De Povos Indígenas no Brasil

“A mulher é como árvore: cada galho tem o seu clã, sua etnia, seu povo. Essa árvore tem uma raiz muito grande. Mesmo que tentem torrar nossa raiz, essa árvore cada vez tá crescendo!”

Alessandra Munduruku


Alessandra Munduruku, aldeia Praia do Índio (PA), durante a Primeira Marcha das Mulheres Indígenas em 2019, em Brasília (DF). Foto: Selma Gomes/ISA.Alessandra Munduruku, aldeia Praia do Índio (PA), durante a Primeira Marcha das Mulheres Indígenas em 2019, em Brasília (DF). Foto: Selma Gomes/ISA.


Meu nome é Alessandra, sou do povo Munduruku, moro no Médio Tapajós, na aldeia Praia do Índio, no município de Itaituba, no estado do Pará.


O que que te trouxe pra Marcha?

O que me trouxe mais nessa Marcha é fazer mais aliança com outras mulheres, né?! A gente conversa muito com os homens, então nesse momento eu achei que é importante conversar, dialogar com as outras mulheres. O que que as mulheres estão sentindo? Ouvir também, não só falar. E é importante as mulheres, porque a mulher é como árvore, né, cada galho tem o seu clã, sua etnia, seu povo. Então, essa árvore ela tem uma raiz muito grande. E essa raiz quando entra dentro da terra, ai que o governo quer chegar, tirar e cortar tudo, mas a gente é muito bem resistente, desde mais de 500 anos aí. Mas a gente continua sendo resistente, então mesmo que tentem tirar nossa raiz, a nossa raiz tá lá fora né. E essa árvore cada vez tá crescendo. E a importância das mulheres estar aqui presente é isso né: saber, conhecer, ver a cultura deles, porque eles sofrem igualmente a gente. Uns tão no Cerrado, outro tão na Amazônia, outros em outros lugares diferentes. Então esse momento é uma troca de experiência, uma troca de resistência, uma troca de saberes. Falar sobre território, falar sobre espírito, falar sobre o corpo.

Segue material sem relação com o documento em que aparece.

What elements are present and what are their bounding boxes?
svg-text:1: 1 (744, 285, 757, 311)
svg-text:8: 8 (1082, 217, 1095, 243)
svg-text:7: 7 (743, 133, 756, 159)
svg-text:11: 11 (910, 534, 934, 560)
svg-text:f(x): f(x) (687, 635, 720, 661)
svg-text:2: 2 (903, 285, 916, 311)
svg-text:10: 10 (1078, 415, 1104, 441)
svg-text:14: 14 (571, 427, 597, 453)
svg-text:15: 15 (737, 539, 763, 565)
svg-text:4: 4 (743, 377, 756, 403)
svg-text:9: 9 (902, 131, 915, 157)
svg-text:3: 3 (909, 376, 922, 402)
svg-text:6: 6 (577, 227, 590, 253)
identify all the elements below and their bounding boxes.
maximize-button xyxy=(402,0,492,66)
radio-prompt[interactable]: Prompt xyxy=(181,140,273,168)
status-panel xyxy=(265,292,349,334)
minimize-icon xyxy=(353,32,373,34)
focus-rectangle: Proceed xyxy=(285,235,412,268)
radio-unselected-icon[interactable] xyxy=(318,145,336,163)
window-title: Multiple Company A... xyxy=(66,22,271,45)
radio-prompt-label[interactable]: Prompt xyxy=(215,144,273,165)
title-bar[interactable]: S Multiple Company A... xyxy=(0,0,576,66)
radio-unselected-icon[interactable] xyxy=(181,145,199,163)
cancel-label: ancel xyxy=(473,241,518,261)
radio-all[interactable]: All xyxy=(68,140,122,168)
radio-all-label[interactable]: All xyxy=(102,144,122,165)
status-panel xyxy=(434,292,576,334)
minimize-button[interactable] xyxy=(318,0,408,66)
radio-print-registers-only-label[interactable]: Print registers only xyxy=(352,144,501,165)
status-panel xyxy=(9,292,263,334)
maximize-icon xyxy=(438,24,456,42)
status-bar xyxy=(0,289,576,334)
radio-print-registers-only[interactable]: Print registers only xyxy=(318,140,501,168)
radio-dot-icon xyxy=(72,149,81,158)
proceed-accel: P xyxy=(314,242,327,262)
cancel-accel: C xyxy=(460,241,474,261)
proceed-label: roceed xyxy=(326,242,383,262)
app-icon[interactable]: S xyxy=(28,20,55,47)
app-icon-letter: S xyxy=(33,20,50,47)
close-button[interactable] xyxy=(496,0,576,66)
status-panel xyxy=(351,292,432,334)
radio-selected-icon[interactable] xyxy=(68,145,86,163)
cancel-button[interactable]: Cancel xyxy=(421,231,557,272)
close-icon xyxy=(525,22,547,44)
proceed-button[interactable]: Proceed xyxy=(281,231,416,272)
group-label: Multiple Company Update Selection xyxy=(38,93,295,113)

Então está tudo junto, as mulheres são tudo isso.

E por que que você acha que as mulheres indígenas se diferenciam do movimento indígena geral?

Nunca deixamos de acompanhar os homens, né?! Os povos indígenas sempre teve o movimento indígena. Mas agora as mulheres, uma entendendo a outra, isso é muito importante porque as mulheres estão entrando pra frente, as mulheres estão botando o corpo delas pra frente, as mulheres hoje estão subindo na plenária, falando na assembleia, até mesmo na base que antes não falava. Porque no nosso povo, a dificuldade de nós mesmas, das mulheres, é muito grande. Hoje as mulheres, poucas mulheres que falam, mas a gente como liderança que está na frente, que já tão mais avançadas e as outras que estão surgindo, é uma experiência que elas dizem "ah eu também quero começar a falar, eu não quero perder, eu não quero ter medo, eu quero falar também porque eu também tô sentindo, então eu também tenho o direito de falar igualmente o cacique, igualmente o pajé, igualmente uma criança". As crianças também têm que lutar. E esse momento das mulheres tá junta, é uma ligação, é uma união, né?! As mulheres agora, elas têm que avançar. Elas não têm que deixar os homens decidir sozinhos não, elas tem que dizer "epa, não pode decidir tudo, não pode dialogar com as empresas, não pode colocar garimpo dentro, porque nós vamos ser afetados também, nossos filhos vão sofrer". Então esse é o momento das mulheres tá junto.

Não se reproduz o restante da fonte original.